Disclaimer: I do not own Degrassi.
This was his idea.
That sounds accusatory, but really; she appreciates it. She even takes it a step further and tells him to bring the beer. She's not going to actually drink it, so don't get any ideas. But she likes the idea of it; the novelty of it.
And then she asks her personal arsonist to come. He swears that he stopped all of that dangerous stuff, but she can see the outline of a lighter in his pocket. She learns then that sometimes it's okay if the tiger doesn't change its spots.
That leaves her to bring the most important piece of all. The thick frame weighs heavily in her small hands, but it's time to let go, she thinks. She feels the weight peeling off like skin; slowly and tortuously, so she takes advice from an old friend and decides to simply rip the band-aid off.
The place hasn't really changed. Their initials are still spread out sharply on the Oak tree, and the shaky letters are a result from a very shaky Adam-sorry, Eli, but the 'E' in your name looks like an 'A'? You don't mind, right, Ali? And, if they look closely, they can almost see their footprints and their old reflections looking back at them.
It's a ritual. Adam gets the wood and Eli starts the fire-much like their actual friendship. And usually Clare puts rocks around the sticks, but this time, she waits; that's all that she can do. They understand. And with concentration, Eli sets the first twig on fire and then drops it onto the rest of the pile. The flames spread quietly with a crackle now and then, and like a tear of a bandage on her skin, she lets the paper drift down to where it belongs.

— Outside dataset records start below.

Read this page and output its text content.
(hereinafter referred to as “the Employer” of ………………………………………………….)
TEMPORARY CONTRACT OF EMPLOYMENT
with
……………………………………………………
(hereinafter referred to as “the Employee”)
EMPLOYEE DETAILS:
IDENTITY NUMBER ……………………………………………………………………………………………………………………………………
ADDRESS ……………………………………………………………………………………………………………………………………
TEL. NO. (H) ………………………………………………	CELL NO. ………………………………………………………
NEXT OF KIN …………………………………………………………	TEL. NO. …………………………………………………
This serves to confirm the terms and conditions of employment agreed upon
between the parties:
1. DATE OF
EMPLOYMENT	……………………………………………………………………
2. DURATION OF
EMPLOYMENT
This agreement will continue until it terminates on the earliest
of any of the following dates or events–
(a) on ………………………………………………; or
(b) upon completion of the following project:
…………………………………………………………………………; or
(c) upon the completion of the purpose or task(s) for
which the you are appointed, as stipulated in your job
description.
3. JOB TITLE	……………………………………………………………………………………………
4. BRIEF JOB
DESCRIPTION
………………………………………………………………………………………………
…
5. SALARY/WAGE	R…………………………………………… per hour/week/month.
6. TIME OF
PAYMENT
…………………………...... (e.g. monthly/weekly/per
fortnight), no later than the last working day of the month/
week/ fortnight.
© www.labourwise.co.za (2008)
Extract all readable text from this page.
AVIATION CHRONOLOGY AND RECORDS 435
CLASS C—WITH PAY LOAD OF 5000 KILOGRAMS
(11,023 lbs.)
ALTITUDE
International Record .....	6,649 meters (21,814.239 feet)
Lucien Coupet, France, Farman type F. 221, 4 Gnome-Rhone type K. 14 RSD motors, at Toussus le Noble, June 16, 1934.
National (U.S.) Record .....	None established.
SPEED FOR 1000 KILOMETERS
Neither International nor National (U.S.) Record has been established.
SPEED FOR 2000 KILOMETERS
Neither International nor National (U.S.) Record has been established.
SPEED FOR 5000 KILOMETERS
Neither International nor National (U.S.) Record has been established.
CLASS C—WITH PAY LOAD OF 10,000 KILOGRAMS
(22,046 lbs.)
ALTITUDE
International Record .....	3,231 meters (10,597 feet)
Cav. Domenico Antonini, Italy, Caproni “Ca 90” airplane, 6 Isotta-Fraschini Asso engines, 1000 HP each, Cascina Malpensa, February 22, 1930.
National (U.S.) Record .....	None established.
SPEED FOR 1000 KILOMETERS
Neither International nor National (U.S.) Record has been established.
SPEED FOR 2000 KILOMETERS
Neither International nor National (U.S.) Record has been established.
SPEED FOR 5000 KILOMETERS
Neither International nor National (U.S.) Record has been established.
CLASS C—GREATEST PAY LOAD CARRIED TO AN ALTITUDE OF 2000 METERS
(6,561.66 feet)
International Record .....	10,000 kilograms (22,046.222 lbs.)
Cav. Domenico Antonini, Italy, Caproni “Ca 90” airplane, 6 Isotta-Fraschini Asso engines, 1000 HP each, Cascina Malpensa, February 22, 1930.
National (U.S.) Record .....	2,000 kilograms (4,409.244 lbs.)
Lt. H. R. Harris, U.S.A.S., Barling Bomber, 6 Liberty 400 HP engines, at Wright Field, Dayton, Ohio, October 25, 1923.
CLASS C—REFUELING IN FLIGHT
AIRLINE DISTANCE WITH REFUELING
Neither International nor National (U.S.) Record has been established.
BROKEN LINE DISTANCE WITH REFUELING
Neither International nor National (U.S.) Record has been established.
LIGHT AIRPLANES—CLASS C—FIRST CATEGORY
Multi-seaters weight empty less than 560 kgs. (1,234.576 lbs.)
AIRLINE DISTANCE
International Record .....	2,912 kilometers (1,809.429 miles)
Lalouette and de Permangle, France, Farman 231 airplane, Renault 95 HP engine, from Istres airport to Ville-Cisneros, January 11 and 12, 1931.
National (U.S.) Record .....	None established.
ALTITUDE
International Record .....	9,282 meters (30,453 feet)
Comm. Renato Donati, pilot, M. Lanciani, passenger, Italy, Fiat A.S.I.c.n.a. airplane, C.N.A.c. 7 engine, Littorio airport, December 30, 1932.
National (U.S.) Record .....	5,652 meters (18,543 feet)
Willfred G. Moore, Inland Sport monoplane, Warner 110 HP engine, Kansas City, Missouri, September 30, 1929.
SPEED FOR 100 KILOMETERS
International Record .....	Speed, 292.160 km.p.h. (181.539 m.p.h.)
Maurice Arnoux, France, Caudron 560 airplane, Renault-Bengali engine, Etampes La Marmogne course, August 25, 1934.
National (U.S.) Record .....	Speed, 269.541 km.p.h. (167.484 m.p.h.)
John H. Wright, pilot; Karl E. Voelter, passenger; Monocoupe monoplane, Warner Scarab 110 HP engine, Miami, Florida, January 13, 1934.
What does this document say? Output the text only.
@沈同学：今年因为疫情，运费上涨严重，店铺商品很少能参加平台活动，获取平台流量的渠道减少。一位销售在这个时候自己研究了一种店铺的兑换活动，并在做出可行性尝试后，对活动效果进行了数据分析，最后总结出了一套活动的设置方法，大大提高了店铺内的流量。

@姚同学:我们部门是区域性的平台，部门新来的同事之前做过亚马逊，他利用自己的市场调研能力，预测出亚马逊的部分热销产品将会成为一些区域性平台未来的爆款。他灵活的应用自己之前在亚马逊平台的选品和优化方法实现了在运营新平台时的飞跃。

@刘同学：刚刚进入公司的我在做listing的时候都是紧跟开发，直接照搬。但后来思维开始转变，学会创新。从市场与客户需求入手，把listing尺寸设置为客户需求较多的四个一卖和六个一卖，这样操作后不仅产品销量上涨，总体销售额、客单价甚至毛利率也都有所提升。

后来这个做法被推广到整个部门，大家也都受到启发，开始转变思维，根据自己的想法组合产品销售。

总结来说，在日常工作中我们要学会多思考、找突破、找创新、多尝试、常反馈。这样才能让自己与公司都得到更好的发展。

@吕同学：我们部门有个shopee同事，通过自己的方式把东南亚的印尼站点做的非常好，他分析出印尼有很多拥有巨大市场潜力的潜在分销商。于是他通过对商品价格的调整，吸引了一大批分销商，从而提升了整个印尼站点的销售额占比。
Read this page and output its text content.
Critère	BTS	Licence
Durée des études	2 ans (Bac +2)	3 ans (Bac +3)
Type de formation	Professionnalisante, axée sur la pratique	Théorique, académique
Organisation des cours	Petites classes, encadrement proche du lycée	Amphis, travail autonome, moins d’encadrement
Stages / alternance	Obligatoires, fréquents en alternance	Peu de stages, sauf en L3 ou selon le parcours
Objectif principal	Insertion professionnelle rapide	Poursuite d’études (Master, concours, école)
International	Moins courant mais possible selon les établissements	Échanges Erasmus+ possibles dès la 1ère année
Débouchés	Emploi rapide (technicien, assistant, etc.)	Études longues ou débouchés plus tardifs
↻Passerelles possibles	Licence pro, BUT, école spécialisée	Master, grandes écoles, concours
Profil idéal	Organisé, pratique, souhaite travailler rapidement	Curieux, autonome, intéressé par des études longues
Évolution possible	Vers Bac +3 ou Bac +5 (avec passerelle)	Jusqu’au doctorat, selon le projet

The burning piece of paper has her mesmerized. It slowly shrinks, and then the smoke drifts into the air with subtle grace, and she tries to catch the exact second that the grey disappears; but, like most things, it's a mystery.
She realizes that she's not alone when she hears a clink of two bottles bumping together, and a firm hand on her shoulder, and another one wrapping itself around her waist loosely. They're a puzzle piece, a moment in time; intricate and oddly shaped and stuck in space.
With his burning name and his ugly memory wedged in the never moving fire, she leans in closer to her best friends and breathes in their innocent beer-tainted breath and their every-soft skin. She needs them.
She knows that they'll teach her to own her scars, without them owning her.
Welp. I've been wanting to write this since Eli/Clare scene.